L'acteur Danois campe Markus, un militaire et un père absent. Démobilisé de force suite à la mort de son épouse, il se retrouve, lui, son absence d'empathie et son pragmatisme à toutes épreuves, aux prises avec sa fille adolescente. Alors qu'elle ne sait que faire de ses émotions face à ce drame à une période charnière de sa vie, lui se mure dans le silence.
Heureusement pour eux et leur relation chaotique, un capital sympathie et humour noir va débarquer dans leur vie sous la forme d'un trio aussi tristement charismatique que dysfonctionnel : Otto, Lennart et Emmentlhaler. Armés de leurs raisonnements, de leurs chiffres "beaucoup trop grands", de leurs probabilités et d'une envie folle de sortir de leur quotidien, ces informaticiens, persuadés que l'accident de train ayant coûté la vie à la femme de Markus n'en est pas un, vont lui amener les coupables sur un plateau. Une aubaine pour un homme qui ne savait nullement comment gérer cette situation.
A travers les personnages qu'il ne manque pas d'étoffer au fur et à mesure de l'action, Anders Thomas Jensen dont c'est le cinquième film nous fait naviguer perpétuellement entre comédie noire et caustique, comique de situations grotesques et improbables, et film de vigilante. Et il faut avouer que le mariage de ces deux styles est plutôt réussi grâce à cette équipe de névrosés et aux divers événements ponctuant leur quête de vérité. La cohabitation est jubilatoire car derrière le but commun qu'ils se trouvent pour des raisons qui leur sont propres, chacun découvre l'autre sans pour autant tenter de lui plaire. On reste campé sur ses positions, on se tient tête, mais justice sera faite, aussi sauvage soit-elle. Et de divergences d'opinions à quelques poings dans la gueule bien placés, on se marre autant qu'on s'attache à ce quatuor atypique et aux éléments rapportés qui gravitent autour d'eux.

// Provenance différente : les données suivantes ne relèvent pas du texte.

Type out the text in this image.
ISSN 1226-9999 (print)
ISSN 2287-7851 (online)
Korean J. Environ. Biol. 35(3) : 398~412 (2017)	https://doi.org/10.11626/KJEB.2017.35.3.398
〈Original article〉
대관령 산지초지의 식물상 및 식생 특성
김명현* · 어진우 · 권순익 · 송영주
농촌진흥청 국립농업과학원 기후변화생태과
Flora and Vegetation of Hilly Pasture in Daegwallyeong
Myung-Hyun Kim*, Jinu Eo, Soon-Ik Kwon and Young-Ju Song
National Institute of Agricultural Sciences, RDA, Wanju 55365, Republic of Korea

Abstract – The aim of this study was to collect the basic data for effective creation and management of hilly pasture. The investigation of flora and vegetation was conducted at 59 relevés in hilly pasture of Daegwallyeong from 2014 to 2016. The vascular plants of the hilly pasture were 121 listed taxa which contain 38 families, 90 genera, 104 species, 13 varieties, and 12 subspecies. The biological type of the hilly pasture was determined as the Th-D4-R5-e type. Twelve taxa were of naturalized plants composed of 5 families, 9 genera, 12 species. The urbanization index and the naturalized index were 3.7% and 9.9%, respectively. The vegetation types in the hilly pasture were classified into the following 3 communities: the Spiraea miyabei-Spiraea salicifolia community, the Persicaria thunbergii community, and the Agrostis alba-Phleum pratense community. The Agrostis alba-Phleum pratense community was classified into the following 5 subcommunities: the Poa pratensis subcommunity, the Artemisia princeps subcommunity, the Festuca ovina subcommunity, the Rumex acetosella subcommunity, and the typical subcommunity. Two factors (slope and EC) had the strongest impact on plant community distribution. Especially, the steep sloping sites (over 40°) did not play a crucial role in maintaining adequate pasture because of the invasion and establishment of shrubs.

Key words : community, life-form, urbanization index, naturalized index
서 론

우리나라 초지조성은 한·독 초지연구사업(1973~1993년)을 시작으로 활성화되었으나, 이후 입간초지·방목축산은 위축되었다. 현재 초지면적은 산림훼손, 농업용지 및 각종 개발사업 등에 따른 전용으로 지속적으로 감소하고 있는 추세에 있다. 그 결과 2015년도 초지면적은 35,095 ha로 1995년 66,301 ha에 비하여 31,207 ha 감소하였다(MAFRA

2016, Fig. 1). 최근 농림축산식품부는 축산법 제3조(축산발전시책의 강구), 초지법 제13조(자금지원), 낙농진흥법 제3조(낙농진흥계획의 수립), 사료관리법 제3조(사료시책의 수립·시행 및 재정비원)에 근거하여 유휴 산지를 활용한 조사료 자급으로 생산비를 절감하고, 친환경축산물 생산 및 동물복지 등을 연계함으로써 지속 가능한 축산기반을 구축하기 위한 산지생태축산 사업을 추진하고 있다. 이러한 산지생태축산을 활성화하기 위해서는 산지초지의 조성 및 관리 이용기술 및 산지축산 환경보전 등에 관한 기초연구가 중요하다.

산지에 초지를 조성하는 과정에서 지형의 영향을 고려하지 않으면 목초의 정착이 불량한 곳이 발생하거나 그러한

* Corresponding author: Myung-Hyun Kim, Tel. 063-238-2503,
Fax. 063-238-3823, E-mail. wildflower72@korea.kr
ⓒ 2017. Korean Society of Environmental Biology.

Anders Thomas Jensen frappe donc juste en filmant ce deuil improbable aux allures de croisade loufoque et rédemptrice. Assez pour que je m'intéresse à ce qu'il a pu faire au préalable et oh surprise, me voilà de retour 15 ans en arrière. L'homme est aussi le réalisateur du cynique et drôlement malaisant Adam's Apple, film à l'humour noir impitoyable et propice à déclencher des fous rires nerveux, mais aussi, dans la même veine des Bouchers verts. On y retrouve d'ailleurs la même équipe. Et la surprise que représentait ce Riders of Justice et son ton si froidement agréable prend brusquement tout son sens.
Bref, si vous êtes sensible à tout cela, ce n'est pas un film que je vous conseille mais un réalisateur. Quant à moi, j'ai visiblement un léger trou à combler dans sa filmographie.